Unlock a world of possibilities! Login now and discover the exclusive benefits awaiting you.
Hi,
I have a complex sorting scenario that i couldn't yet come up with an easy solution for - I think I know a way to do it, but a rather complex one, maybe someone here knows an easier way.
I can try to put together some sample data, but it's rather easy on the data_side:
- I have a number of different item_numbers;
- For every item_number, there is a number of records, each with a unique date-time-stamp;
- What I want as output is a table that has, for every item_nr, only the latest record (with the most up-to-date date-time-stamp)
=> So, to begin with, I would sort in a RESIDENT LOAD by
- the item_no (asc.)
- the date-time-stamp (desc)
=> Then I was thinking of using a >> FIRST 1 LOAD << - but that would only fetch the one first record, so I'd need that once per
item_no
=> To accomplish that, I was thinking of using a >> LOAD DISTINCT [item_no] << to create an auxiliary table and
to parse this table line by line and in every iteration, make a variable and then >> FIRST 1 LOAD << from the other
table with a WHERE clause filtering for that one item_no
==> That way I'd get the most up-to-date record for every item_no
<=> The drawback is, that is a rather complex solution.

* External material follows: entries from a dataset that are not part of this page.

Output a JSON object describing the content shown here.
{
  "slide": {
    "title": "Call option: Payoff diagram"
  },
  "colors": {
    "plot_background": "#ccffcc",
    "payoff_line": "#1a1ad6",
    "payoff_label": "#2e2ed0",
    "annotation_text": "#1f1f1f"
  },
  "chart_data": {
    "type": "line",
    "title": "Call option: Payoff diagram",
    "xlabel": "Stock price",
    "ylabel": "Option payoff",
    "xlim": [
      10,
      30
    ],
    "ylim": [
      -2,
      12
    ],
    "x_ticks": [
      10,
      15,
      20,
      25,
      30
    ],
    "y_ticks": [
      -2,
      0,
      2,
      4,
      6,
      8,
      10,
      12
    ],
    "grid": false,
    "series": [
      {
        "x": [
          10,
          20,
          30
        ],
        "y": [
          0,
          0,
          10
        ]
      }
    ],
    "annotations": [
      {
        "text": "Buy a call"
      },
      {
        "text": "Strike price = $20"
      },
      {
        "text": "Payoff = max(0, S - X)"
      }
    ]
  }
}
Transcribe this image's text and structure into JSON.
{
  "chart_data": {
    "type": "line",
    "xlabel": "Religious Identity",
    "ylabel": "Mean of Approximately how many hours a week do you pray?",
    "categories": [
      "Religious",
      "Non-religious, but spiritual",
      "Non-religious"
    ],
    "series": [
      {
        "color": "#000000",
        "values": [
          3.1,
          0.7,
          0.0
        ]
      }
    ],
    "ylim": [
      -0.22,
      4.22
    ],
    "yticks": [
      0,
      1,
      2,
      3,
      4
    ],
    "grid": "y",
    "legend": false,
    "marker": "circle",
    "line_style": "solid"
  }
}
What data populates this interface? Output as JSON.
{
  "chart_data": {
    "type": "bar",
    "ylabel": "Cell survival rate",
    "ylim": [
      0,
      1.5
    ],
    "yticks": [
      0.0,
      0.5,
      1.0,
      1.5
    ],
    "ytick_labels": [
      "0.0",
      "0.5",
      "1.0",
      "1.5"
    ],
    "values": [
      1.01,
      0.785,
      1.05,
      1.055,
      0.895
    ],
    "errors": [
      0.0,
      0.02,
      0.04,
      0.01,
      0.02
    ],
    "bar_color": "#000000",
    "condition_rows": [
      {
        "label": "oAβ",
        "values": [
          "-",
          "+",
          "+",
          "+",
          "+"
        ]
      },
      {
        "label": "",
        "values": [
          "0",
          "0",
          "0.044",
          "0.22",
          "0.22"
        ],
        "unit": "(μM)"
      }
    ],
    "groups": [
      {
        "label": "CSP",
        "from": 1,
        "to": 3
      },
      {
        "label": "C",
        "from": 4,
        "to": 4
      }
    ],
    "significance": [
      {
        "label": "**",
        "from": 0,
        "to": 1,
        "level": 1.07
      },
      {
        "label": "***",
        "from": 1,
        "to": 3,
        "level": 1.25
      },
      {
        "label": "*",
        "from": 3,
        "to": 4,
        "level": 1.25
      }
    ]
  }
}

So that's my question - is there an easier way?
Thanks a lot!
Best regards,
DataNibbler
Hi all,
that code now works fine.
The issue is, it takes much too long. The part of the code where it does take ages is the loop - no wonder: In every iteration of the loop, two variables (the plan_number and an ID) are saught for in the original table - meaning the code has to search approx. half a million records in every one of approx. 4.000 iterations ...
It is also thinkable that the renaming of every single field takes so long - I introduced that to make sure that the new table - being built bit by bit in the loop - is not instantaneously linked to the old one.
I will attach the code to this post so you can have a look.
I have an idea that it might be possible to just INNER JOIN the aux_table (Temp2) to the original table - or to use KEEP - to throw out all records from the original table which do not match (that commented section).
I just haven't yet had the time to try it out - because of the LOAD_scripts running, I can only test that during approx. 15min every hour ...
Would that work?
Thanks a lot!
Yes, inner join will also work by which you can skip one load to get the result
Data:
LOAD IDOC,
Date
FROM Table;
Inner join(Data)
LOAD IDOC,
Date(max(Date)) as Date,
Resident Data
group by IDOC;
Update : Use max function instead
Why not use a right join (or keep) with a table that calculates the max timestamp per whatever combination of fields you need:
TableX:
LOAD
plan_number,
ID,
datetime,
...other fields
FROM
...source...
;
RIGHT JOIN (TableX)
LOAD
plan_number,
ID,
max(datetime) as datetime
RESIDENT // *
TableX
GROUP BY
plan_number,
ID
;
//* If you're using a qvd as source then reading that may be faster than a resident load. Or perhaps you can push the calculation of the max(datetime) to the database server in a select statement.
Hi Gysbert,
you're right, reading the qvd might be faster - but then I cannot use the >> ORDER BY <<, can I? I will try with GROUP_BY.
@ kushal
I will try with an INNER JOIN and that Firstsortedvalue() function. I have used it before, let's see ...
Thanks a lot!
I don't see why you need an order by.
What I want as output is a table that has, for every item_nr, only the latest record (with the most up-to-date date-time-stamp)
You can do that with the approach I posted above.